L'éclipse totale de Soleil du 29 mars 2006 a marqué profondément notre Club. Il y eu de grandes discussions et de longs préparatifs pour concrétiser un tel projet.

Au fur et à mesure que nous approchions de la date du départ, nous sentions le parfum envoutant du Sahara monter, s'exhaler et titiller nos narines.

Pensez donc, avec pas moins de 97 % de chance de beau temps, nous allions assister au spectacle le plus grandiose de tout le système solaire. Et puis, six 'aspirateurs à photons' (pour reprendre l'expression de Gilles) se devaient de nous suivre dans ces contrées pas si lointaines que ça pour s'aligner aux pieds des dunes, tels les orgues de Staline, afin de percer la voûte céleste et nous en mettre vraiment plein la vue.
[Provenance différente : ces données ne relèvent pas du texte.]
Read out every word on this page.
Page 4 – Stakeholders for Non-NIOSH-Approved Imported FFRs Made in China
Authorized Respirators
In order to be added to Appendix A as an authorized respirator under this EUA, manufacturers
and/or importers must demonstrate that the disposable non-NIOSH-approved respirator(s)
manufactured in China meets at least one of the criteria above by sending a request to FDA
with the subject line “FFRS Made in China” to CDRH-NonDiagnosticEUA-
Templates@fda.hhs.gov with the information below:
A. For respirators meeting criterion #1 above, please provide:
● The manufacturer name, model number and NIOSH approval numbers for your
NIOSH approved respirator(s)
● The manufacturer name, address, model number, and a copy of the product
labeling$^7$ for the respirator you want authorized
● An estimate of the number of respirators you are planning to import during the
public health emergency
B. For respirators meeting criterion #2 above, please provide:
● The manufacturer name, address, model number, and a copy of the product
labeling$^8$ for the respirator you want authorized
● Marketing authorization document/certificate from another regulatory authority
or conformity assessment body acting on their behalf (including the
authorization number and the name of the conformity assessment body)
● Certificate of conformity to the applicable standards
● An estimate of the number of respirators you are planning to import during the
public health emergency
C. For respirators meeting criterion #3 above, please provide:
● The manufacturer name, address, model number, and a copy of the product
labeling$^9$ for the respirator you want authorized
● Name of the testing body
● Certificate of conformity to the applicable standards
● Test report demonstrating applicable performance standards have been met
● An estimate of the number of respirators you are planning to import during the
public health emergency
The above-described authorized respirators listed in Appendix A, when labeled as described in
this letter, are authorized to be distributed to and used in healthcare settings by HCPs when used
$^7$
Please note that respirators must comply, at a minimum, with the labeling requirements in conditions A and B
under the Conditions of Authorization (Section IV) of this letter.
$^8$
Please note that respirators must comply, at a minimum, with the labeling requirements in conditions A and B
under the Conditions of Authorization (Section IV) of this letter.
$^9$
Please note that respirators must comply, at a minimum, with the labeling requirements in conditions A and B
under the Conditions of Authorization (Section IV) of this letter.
Enfin, même sans maillot de bain ni pastis 51, nous pourrions jouir de la plus grande plage du monde et entamer des concours de pétanque endiablés, bonne mère! Quel ne fut pas notre désappointement lorsque, hélas! nous devions nous rendre à l'évidence : ce ciel si pur, si parfait, resterait de nombreuses fois inaccessible. Au début de notre périple Saharien, nous étions limités en vaines tentatives d'observations au travers des vitres poussiéreuses de notre mini-bus. Nos courts arrêts n'offraient guère plus à nos yeux qu'un ciel miné par les lumières aveuglantes des boui-bouis rencontrés le long des pistes.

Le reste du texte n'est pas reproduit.